A repositioned agency has a specific problem they solve for a specific type of client. That’s the raw material for ad creative that can actually stop the scroll — because specific problems, described precisely, feel personal to the people who have them. They read it and think: this is for me.
But only if the creative communicates the positioning angle rather than defaulting to the same language everyone else uses. Writing ads that feel generic even when the underlying positioning is sharp is more common than it should be. The positioning is in your head; the ad is what the buyer sees, and those two things can be very different.
What RightAd does for agency repositioning
RightAd tests whether your new positioning angle translates into paid creative that stops the scroll and generates the right intent from your target segment.
You bring the creative — static image concepts, video scripts, carousel structures, LinkedIn sponsored content — along with the copy. RightAd runs it through simulated buyers from your repositioned target segment who are in a mid-scroll state: not reading carefully, not in a buying mindset, operating on instinct and pattern recognition.
The simulation tells you whether the creative passes the 2-second test — whether something in the first frame or first line is distinct enough to interrupt the pattern and make the right buyer stop. Then it goes deeper: if they stop, does the rest of the creative move them toward interest or away from it?
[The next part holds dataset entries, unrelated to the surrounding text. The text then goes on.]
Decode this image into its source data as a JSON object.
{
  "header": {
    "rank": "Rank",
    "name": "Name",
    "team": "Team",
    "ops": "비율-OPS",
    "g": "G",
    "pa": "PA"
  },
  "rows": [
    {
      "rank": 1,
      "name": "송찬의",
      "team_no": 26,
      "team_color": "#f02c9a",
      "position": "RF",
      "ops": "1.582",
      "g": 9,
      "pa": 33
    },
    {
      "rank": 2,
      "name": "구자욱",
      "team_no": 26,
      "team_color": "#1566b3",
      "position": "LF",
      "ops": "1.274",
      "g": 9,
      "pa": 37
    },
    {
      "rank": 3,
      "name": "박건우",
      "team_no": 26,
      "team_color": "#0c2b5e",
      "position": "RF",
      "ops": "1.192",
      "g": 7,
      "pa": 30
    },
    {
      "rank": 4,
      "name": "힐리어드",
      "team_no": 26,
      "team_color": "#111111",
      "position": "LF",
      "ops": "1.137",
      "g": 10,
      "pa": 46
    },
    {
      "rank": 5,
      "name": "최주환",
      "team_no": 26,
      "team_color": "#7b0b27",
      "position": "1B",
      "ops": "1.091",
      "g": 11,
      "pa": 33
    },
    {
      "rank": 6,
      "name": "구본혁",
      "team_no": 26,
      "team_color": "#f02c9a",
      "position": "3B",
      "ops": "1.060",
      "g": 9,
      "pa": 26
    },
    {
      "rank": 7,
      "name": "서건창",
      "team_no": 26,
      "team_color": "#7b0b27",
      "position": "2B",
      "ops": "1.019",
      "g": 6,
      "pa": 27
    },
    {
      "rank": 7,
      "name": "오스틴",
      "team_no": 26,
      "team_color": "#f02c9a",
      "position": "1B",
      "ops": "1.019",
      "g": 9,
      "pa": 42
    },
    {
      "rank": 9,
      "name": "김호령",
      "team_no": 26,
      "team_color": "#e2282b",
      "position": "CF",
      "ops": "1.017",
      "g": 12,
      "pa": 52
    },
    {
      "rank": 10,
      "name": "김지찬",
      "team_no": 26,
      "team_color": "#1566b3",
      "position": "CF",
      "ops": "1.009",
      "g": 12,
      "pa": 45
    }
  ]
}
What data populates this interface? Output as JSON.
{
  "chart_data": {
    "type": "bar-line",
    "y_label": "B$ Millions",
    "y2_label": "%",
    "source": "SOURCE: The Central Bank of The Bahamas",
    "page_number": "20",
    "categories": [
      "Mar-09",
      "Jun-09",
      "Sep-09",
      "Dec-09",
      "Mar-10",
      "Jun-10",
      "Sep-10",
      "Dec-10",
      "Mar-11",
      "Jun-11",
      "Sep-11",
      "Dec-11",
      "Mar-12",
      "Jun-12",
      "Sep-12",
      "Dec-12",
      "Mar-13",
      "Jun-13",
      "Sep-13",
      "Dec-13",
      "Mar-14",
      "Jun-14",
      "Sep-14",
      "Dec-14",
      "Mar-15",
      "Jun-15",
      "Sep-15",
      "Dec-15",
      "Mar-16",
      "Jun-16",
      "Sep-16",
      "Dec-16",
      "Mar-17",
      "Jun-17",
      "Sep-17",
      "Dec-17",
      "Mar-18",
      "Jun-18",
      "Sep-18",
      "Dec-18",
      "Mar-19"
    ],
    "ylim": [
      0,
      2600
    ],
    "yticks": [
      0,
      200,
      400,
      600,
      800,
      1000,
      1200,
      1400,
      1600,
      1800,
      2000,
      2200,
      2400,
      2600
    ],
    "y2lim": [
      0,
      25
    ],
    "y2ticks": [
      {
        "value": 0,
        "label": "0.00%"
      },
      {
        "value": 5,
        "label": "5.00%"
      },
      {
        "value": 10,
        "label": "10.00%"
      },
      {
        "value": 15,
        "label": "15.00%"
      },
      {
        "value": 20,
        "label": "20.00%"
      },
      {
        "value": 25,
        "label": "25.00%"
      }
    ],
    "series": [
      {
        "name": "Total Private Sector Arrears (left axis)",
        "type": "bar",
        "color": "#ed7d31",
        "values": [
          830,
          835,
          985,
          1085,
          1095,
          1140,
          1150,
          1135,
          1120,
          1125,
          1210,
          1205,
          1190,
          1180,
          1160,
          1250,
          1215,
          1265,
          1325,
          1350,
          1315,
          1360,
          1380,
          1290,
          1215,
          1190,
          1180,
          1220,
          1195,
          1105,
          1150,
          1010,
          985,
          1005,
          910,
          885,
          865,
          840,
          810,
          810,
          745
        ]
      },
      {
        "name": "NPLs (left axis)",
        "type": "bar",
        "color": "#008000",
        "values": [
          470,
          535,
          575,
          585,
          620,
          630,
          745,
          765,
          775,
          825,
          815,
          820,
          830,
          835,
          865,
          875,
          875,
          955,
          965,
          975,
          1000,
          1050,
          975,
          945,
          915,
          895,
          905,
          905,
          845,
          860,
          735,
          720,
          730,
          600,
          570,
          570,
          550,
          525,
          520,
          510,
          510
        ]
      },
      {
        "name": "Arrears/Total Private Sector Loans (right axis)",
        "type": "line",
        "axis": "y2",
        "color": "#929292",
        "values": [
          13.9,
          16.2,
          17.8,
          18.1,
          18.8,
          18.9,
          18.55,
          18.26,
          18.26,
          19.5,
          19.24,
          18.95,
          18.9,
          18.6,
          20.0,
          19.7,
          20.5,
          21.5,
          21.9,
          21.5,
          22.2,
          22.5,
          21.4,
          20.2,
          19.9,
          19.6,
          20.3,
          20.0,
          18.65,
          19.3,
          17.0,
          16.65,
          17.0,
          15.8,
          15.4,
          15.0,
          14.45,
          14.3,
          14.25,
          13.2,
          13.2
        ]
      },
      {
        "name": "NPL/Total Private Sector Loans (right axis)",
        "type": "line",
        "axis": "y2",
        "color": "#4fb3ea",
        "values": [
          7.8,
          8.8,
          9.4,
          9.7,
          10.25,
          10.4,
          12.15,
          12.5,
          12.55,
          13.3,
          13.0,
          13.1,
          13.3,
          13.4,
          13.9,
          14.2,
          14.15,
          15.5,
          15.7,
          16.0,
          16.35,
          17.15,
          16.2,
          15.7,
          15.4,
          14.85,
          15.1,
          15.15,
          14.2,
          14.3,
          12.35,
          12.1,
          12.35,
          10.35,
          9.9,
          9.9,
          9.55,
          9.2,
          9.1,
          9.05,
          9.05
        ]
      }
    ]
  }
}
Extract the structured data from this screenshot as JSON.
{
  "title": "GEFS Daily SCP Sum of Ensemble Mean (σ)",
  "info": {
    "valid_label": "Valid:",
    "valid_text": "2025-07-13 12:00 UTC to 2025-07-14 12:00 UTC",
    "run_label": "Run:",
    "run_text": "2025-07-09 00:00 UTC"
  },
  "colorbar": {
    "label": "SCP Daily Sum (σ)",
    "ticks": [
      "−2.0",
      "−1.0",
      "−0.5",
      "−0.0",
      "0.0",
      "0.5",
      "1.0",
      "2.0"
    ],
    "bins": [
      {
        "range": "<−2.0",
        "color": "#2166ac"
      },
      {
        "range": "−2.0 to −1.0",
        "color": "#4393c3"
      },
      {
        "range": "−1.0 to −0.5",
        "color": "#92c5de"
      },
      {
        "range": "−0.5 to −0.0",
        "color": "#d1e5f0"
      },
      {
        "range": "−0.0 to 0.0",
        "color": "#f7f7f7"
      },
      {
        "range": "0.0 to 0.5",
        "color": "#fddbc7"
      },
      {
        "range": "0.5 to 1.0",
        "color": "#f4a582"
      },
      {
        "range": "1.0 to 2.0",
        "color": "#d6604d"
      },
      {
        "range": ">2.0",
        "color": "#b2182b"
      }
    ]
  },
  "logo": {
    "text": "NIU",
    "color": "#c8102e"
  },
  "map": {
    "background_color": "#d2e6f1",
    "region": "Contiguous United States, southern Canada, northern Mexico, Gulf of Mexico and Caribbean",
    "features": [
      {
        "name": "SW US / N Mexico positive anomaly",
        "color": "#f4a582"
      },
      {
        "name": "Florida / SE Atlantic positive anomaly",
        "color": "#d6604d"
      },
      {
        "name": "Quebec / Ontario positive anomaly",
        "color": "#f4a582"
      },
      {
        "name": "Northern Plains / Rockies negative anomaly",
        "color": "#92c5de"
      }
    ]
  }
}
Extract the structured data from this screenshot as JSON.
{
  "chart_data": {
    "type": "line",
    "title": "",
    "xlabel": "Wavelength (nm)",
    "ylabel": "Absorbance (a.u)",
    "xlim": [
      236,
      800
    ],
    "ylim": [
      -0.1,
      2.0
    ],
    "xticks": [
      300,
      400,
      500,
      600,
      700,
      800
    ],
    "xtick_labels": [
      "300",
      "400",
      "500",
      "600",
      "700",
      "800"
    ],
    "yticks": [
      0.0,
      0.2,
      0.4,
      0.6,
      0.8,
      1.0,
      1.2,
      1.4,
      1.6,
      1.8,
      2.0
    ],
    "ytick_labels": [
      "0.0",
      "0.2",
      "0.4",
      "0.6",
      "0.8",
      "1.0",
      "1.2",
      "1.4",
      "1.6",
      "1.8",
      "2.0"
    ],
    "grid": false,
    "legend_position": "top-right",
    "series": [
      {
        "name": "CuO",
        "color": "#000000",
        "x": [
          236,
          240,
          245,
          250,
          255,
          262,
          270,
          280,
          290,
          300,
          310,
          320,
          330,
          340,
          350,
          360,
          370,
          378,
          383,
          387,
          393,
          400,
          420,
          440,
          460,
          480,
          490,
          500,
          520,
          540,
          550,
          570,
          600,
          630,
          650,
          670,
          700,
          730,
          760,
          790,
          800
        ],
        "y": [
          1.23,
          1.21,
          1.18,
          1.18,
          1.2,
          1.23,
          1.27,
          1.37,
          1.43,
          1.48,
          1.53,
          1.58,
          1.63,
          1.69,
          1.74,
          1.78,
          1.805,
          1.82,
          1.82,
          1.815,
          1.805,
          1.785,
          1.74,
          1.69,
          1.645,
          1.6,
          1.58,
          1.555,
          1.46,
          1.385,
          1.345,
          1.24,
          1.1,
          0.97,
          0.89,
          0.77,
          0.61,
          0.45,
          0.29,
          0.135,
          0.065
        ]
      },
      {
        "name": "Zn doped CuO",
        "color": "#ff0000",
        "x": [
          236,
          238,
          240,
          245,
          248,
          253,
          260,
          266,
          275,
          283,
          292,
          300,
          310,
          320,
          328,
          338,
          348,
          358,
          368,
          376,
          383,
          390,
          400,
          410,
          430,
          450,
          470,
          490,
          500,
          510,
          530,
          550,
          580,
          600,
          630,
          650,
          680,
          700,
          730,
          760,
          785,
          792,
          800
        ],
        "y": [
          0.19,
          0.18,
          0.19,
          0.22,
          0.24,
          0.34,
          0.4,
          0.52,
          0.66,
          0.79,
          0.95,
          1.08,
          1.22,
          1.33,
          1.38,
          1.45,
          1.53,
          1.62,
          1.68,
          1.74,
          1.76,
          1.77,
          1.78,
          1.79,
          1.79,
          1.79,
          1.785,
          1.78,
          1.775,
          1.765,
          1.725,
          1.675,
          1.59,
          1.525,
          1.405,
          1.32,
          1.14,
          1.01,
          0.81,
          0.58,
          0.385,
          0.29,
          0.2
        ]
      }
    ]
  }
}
For agencies specifically, RightAd also tests whether the creative is too broad. A repositioned agency targeting funded B2B startups should have creative that B2B startup founders immediately recognize as being for them — not creative that could theoretically appeal to any business. The more specific, the better it works with the target segment, and the less you pay for impressions from people who were never going to buy.
What you get
| Output | What it tells you |
|---|---|
| Scroll-stop score | Whether the creative interrupts the pattern in 2 seconds |
| Positioning clarity rating | Whether the ad communicates your repositioning angle or reads as generic |
| Audience specificity check | Whether your target segment recognizes this as being for them |
| Intent signal | Whether stopped viewers move toward interest or away from it |
| Creative variants | Alternative approaches ranked by simulated engagement |
| Copy recommendations | Specific changes to headline, hook, or body copy that improve performance |
Where it fits in the repositioning process
RightAd is the final step in the repositioning sequence. By the time you reach it, you know your segment, your angle, your price, your site copy, your outreach approach, and your channels. RightAd confirms whether your paid creative carries all of that into the one format where you have the least time to make an impression.
Run it after RightChannel for Agency Founders — you need to know which channels you’re advertising in before you can test whether the creative format and message works for those specific contexts.